Small businesses working with small community lenders moved ahead of the line this evening for about 8 hours in the SBA Payroll Protection Program (PPP) sweepstakes.
In a tweet, SBA Administrator Jovita Carranza confirmed that the SBA is only accepting loan applications from smaller community banks and their clients until Midnight.
To assist small community lenders and ensure their small business customers have access to the #PaycheckProtectionProgram, today from 4 PM EDT – 11:59 PM EDT, @SBAgov systems will only accept loans from lending institutions with asset sizes less than $1 billion.
— Jovita Carranza, SBA (@SBAJovita) April 29, 2020
This decision follows a concern that large national banks were hoarding the applications process as many had still been accepting SBA PPP loan applications when there was no funding.
Bank of America apparently had a backlog of over 184,000 thousand PPP loan applications it sent over on Monday when the SBA reopened the PPP lending program again after receiving an additional $310 billion in funding from Congress last week.
JPMorgan Chase & Co. stopped taking loan applications on the runup to the second round of funding so it could get its backlog ready for transmittal to the SBA.
“I wish we could help every business through this program, but funds could run out again quickly and we have preexisting applications in our queue.”
Jennifer Roberts, chief of the JPMorgan Chase & Co. consumer unit’s business-banking division
SBA Trying to Level the Playing Field
Lawmakers and the Administration have come under criticism that many of the problems in the first round were not fixed in the law, and the program would likely result in many small businesses, especially in rural communities, not being able to get a chance at PPP loans.
While some tweaks were made to the program to try to give more small business owners an opportunity at the loan program, big banks still have the resources and had the backlog to flood the system.

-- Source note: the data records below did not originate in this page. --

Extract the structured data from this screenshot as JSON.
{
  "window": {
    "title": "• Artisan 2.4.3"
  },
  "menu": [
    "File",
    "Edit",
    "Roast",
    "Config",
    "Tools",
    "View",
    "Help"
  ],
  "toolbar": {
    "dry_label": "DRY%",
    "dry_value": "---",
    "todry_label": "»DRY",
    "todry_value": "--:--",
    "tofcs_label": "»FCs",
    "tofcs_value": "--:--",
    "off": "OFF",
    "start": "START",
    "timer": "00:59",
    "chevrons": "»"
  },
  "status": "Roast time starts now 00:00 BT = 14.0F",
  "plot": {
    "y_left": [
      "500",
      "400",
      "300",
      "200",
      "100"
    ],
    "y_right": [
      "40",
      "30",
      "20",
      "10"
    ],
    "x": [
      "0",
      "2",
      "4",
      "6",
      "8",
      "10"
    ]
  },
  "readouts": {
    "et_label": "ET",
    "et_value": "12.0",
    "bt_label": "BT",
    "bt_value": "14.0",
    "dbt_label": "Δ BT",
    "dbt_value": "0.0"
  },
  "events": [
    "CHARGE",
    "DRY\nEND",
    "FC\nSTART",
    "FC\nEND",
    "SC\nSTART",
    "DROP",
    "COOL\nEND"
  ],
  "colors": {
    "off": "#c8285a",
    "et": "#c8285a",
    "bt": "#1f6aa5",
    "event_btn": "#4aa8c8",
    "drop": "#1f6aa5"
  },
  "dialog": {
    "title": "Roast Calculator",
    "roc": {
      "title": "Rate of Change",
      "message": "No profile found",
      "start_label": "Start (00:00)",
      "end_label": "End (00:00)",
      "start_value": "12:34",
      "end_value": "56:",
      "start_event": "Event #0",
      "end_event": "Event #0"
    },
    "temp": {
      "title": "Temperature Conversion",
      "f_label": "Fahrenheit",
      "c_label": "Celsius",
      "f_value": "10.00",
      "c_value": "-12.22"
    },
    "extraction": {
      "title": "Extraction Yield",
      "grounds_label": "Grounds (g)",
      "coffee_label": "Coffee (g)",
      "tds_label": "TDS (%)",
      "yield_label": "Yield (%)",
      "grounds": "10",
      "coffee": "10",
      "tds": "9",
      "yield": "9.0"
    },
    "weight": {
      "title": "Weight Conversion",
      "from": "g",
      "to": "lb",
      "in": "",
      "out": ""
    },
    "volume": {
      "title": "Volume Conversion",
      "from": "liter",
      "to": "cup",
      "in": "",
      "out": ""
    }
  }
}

“One of the big changes was that $60 billion was sectioned off for smaller lending institutions. $30 billion was for banks and credit unions with assets between $10-50 billion. Another $30 billion was set aside for institutions with less than $10 billion in total assets,” said Bo Steiner, the Illinois district director of the SBA.
“We’ve put in some controls to help meter applications, so no one institution gets all of the applications. We also put limitations in that at no single lender can take up more than 10 percent of the total appropriation that’s available,” Steiner continued.
Today’s decision by the SBA to tip the scales firmly toward small lenders for about eight hours shows the tweaks were not enough, and the SBA felt it had to give another boost to smaller banks and their customers.
Unfortunately, despite all best efforts, three points will dominate the news cycle again shortly:
- The program will be again out of money quickly, possibly even faster than the first round due to the backlog of loan applications from round 1.
- There will be again stories about big or influential companies receiving PPP loans ahead of micro business that probably needed them more. U.S. Treasury Mnuchin vowed to audit all loans over $2 million, but once the money is lent out and until the audits can be completed, many small firms may have to shut their doors by then.
- Will Congress appropriate more money, and if so, how long will it take as the battle over future coronavirus relief bills will become more political?
Midnight The Flood Gates Will Open Again
Starting at Midnight, all size lenders will be able to submit loan applications again. There is no indication the SBA will offer another window exclusively for smaller community banks again during this round of PPP loans.
While large banks are temporarily shut out of the SBA system, they continued to accept applications, meaning high volumes of PPP loan applications will start to flood back in on Thursday at 12:00 am.